The recent shift in the world has caused many education institutions to find new footing online and this has made an already shaky sector even more vulnerable. The report emphasises how students and teachers have become even more reliant on technology and need better security protocols and foundations in order to stay secure.
This is a wake-up call for education, globally, not just in Africa. It is equally one that should be heard by the Transportation and Energy and Utilities sectors. They too scored very low on the table compared with banking, finance and insurance – all industries that scored better in comparison to the low performers.
However, they shouldn’t be too quick to congratulate themselves.

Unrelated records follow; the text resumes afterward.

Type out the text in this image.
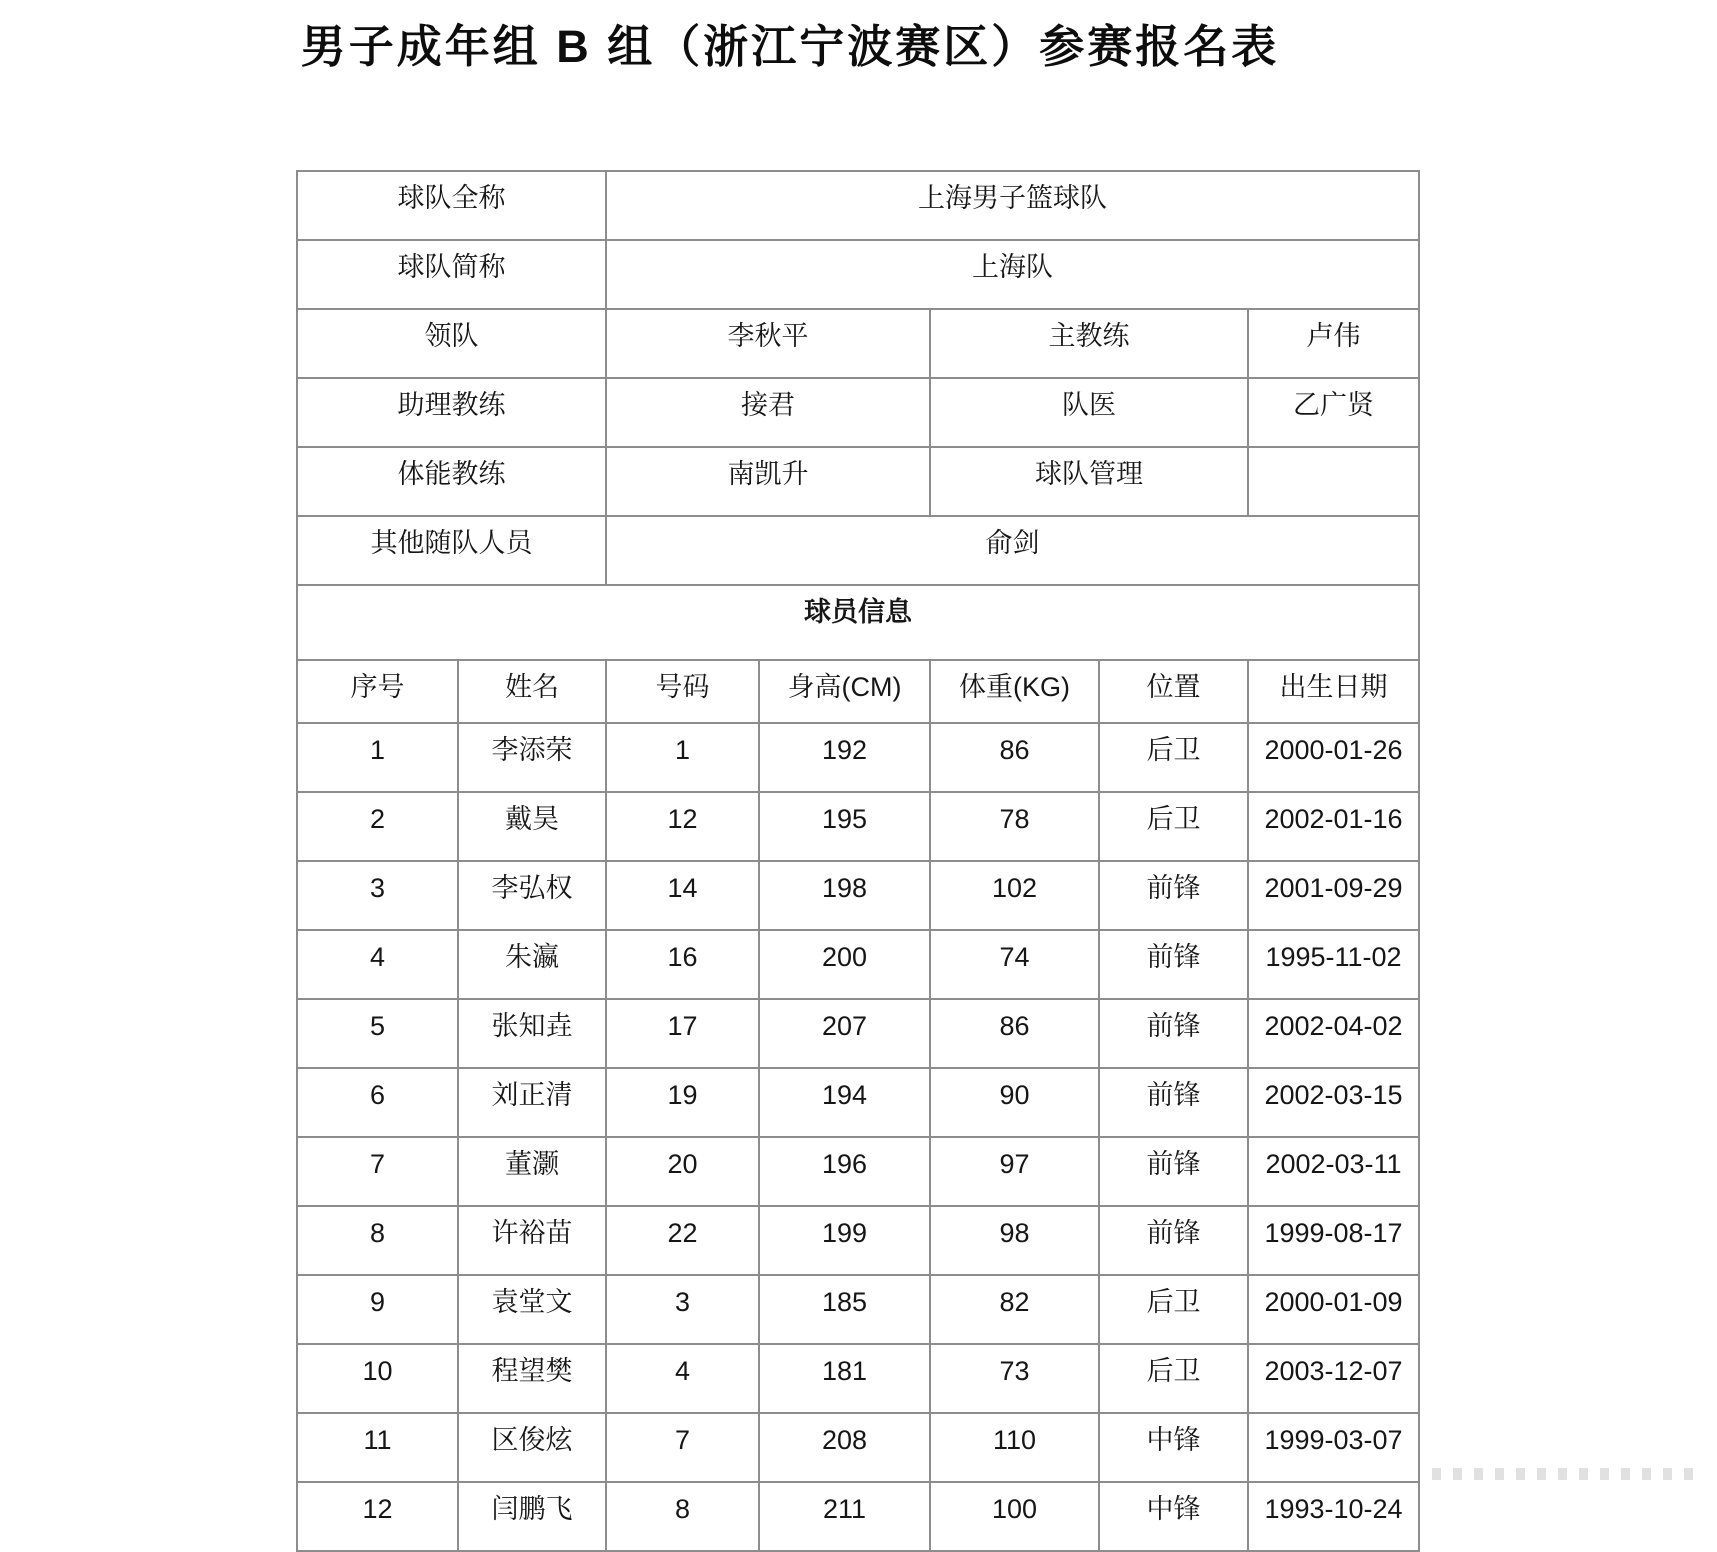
男子成年组 B 组（浙江宁波赛区）参赛报名表
球队全称		上海男子篮球队				
球队简称		上海队				
领队		李秋平		主教练		卢伟
助理教练		接君		队医		乙广贤
体能教练		南凯升		球队管理		
其他随队人员		俞剑				
球员信息						
序号	姓名	号码	身高(CM)	体重(KG)	位置	出生日期
1	李添荣	1	192	86	后卫	2000-01-26
2	戴昊	12	195	78	后卫	2002-01-16
3	李弘权	14	198	102	前锋	2001-09-29
4	朱瀛	16	200	74	前锋	1995-11-02
5	张知垚	17	207	86	前锋	2002-04-02
6	刘正清	19	194	90	前锋	2002-03-15
7	董灏	20	196	97	前锋	2002-03-11
8	许裕苗	22	199	98	前锋	1999-08-17
9	袁堂文	3	185	82	后卫	2000-01-09
10	程望樊	4	181	73	后卫	2003-12-07
11	区俊炫	7	208	110	中锋	1999-03-07
12	闫鹏飞	8	211	100	中锋	1993-10-24
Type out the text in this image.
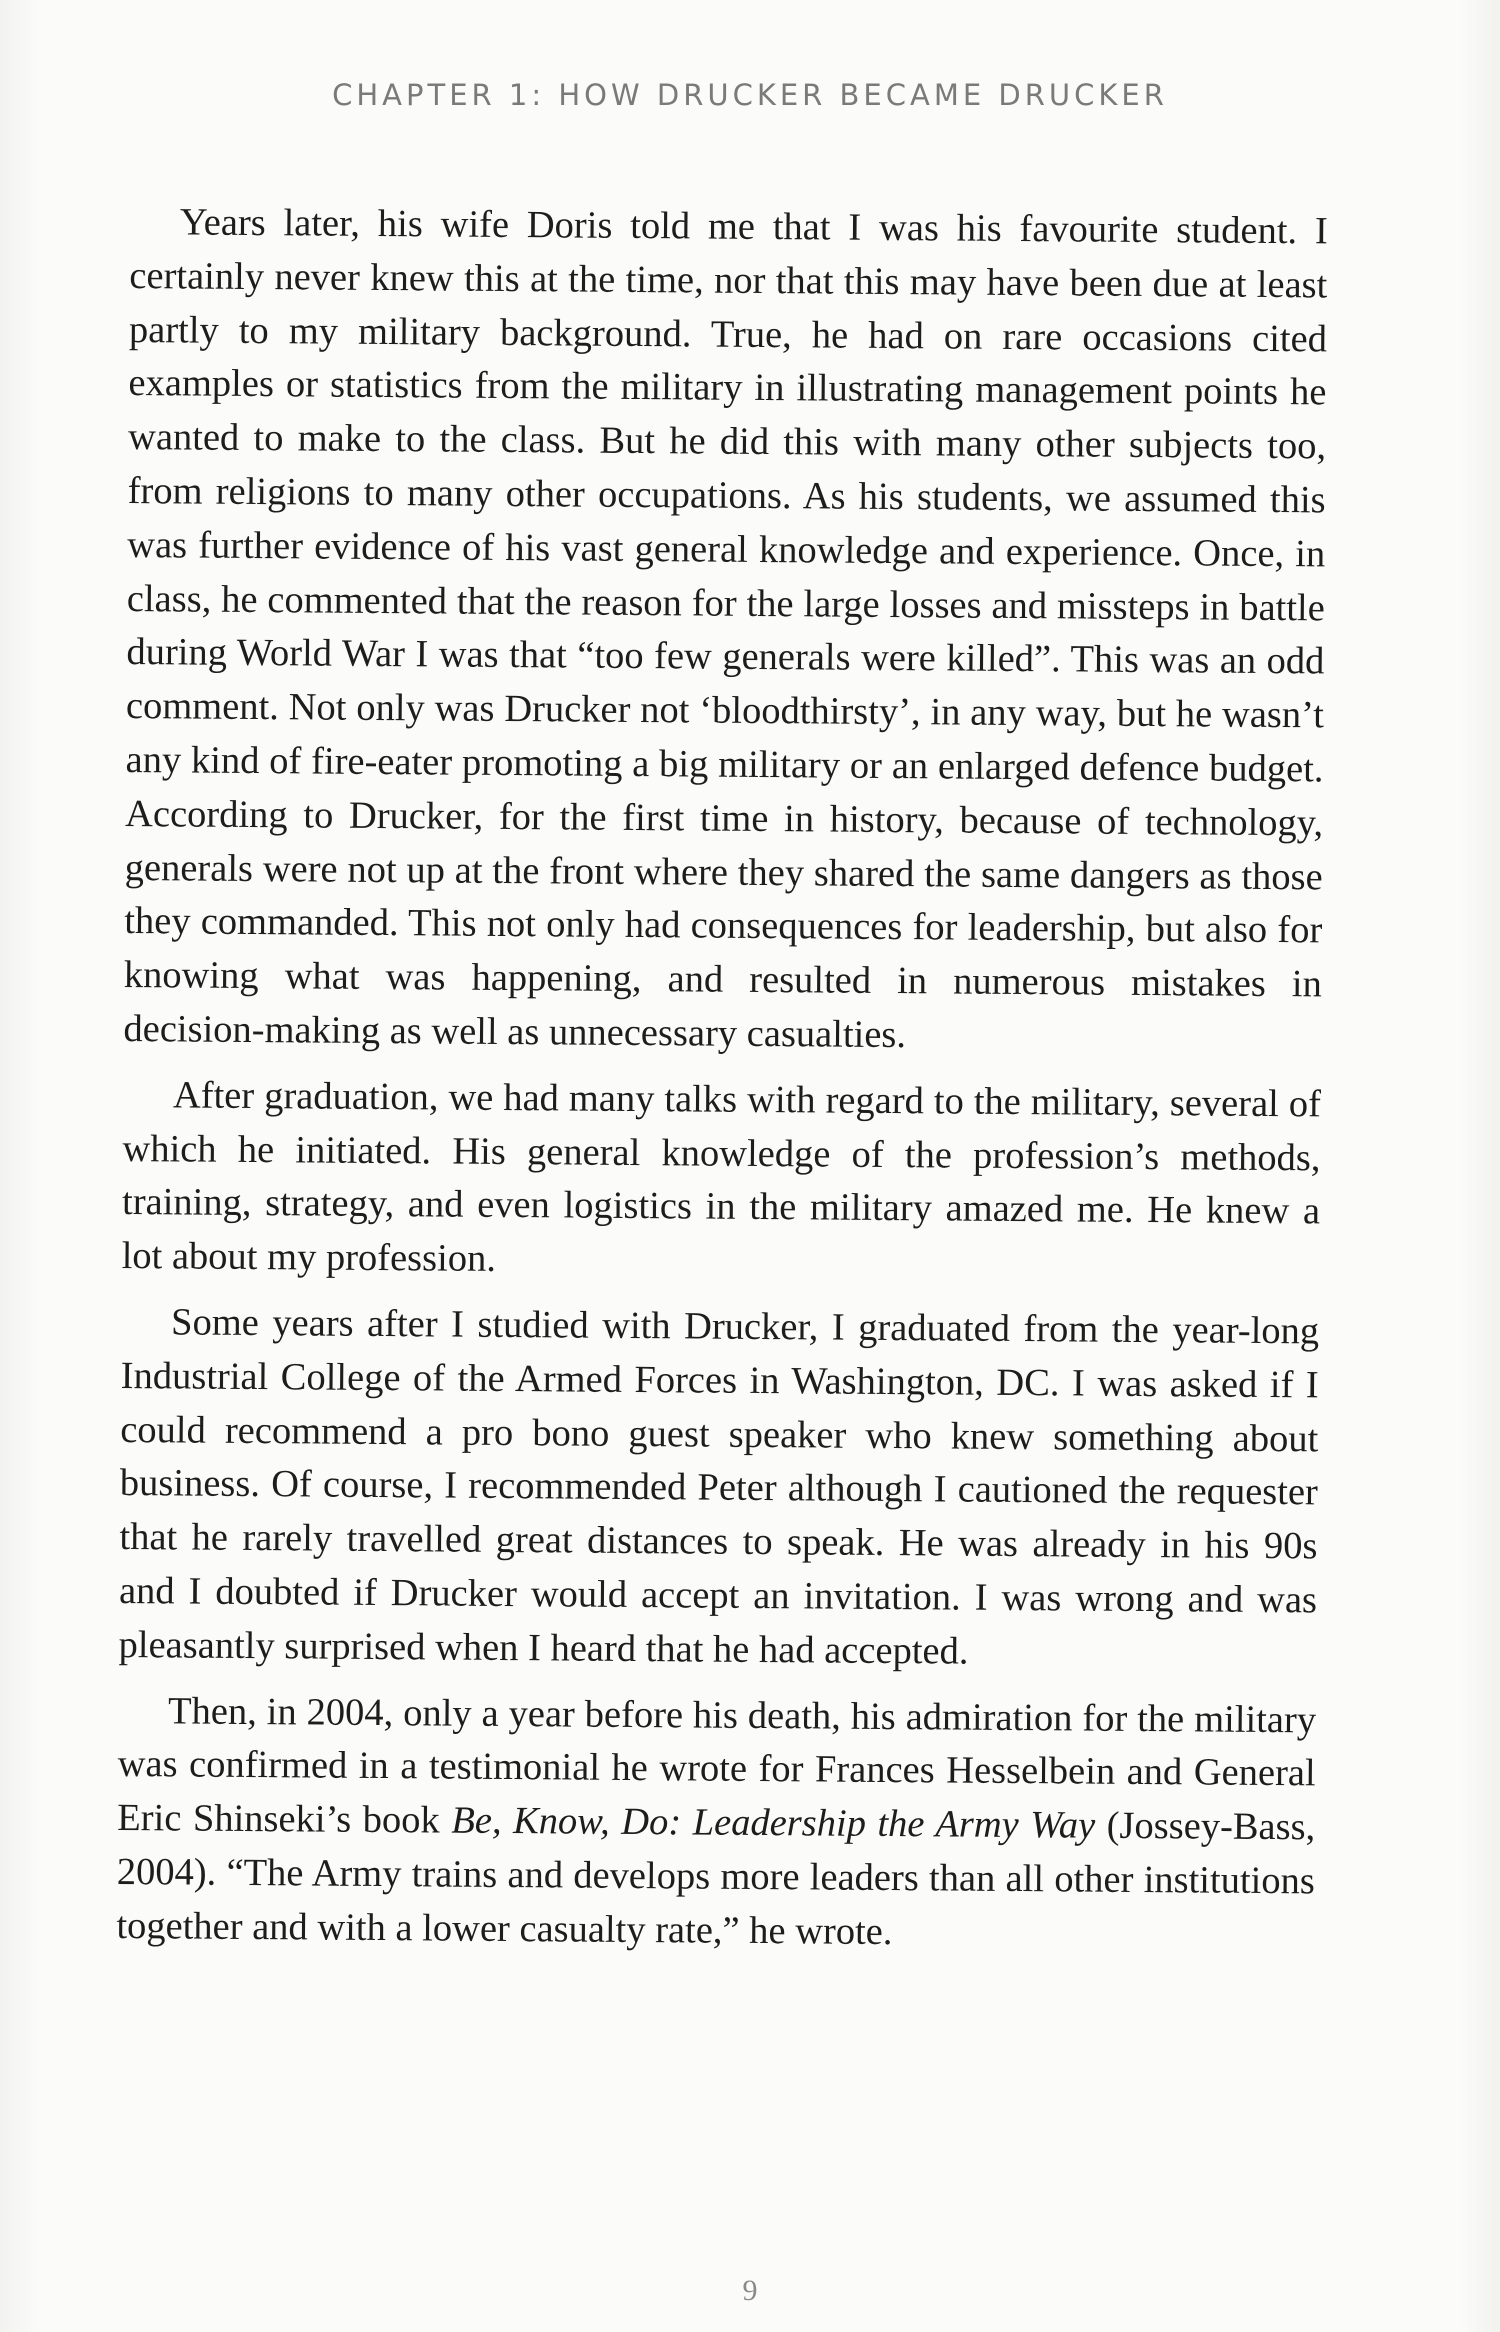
CHAPTER 1: HOW DRUCKER BECAME DRUCKER

Years later, his wife Doris told me that I was his favourite student. I certainly never knew this at the time, nor that this may have been due at least partly to my military background. True, he had on rare occasions cited examples or statistics from the military in illustrating management points he wanted to make to the class. But he did this with many other subjects too, from religions to many other occupations. As his students, we assumed this was further evidence of his vast general knowledge and experience. Once, in class, he commented that the reason for the large losses and missteps in battle during World War I was that “too few generals were killed”. This was an odd comment. Not only was Drucker not ‘bloodthirsty’, in any way, but he wasn’t any kind of fire-eater promoting a big military or an enlarged defence budget. According to Drucker, for the first time in history, because of technology, generals were not up at the front where they shared the same dangers as those they commanded. This not only had consequences for leadership, but also for knowing what was happening, and resulted in numerous mistakes in decision-making as well as unnecessary casualties.

After graduation, we had many talks with regard to the military, several of which he initiated. His general knowledge of the profession’s methods, training, strategy, and even logistics in the military amazed me. He knew a lot about my profession.

Some years after I studied with Drucker, I graduated from the year-long Industrial College of the Armed Forces in Washington, DC. I was asked if I could recommend a pro bono guest speaker who knew something about business. Of course, I recommended Peter although I cautioned the requester that he rarely travelled great distances to speak. He was already in his 90s and I doubted if Drucker would accept an invitation. I was wrong and was pleasantly surprised when I heard that he had accepted.

Then, in 2004, only a year before his death, his admiration for the military was confirmed in a testimonial he wrote for Frances Hesselbein and General Eric Shinseki’s book Be, Know, Do: Leadership the Army Way (Jossey-Bass, 2004). “The Army trains and develops more leaders than all other institutions together and with a lower casualty rate,” he wrote.

9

For instance, a score of 76, as seen by Banking and by Financial Services, is well below the expected level of 90 or above.
“The question that the report raises is simple – how can the organisation embed secure employee behaviour to minimise the risk and maximise protection?” asks Collard. “The answer is that security has to be management’s responsibility and needs to remain an ongoing priority. A few emails and posters about password hygiene aren’t going to cut it when a phishing email or ransomware breaks loose. And this can happen with just one accidental click of a mouse.”
The report underscored one very important fact – the human element is underserved. The culture of an organisation can significantly affect its security and by understanding the various factors that influence this culture and how it can be remedied, the organisation can significantly change its security.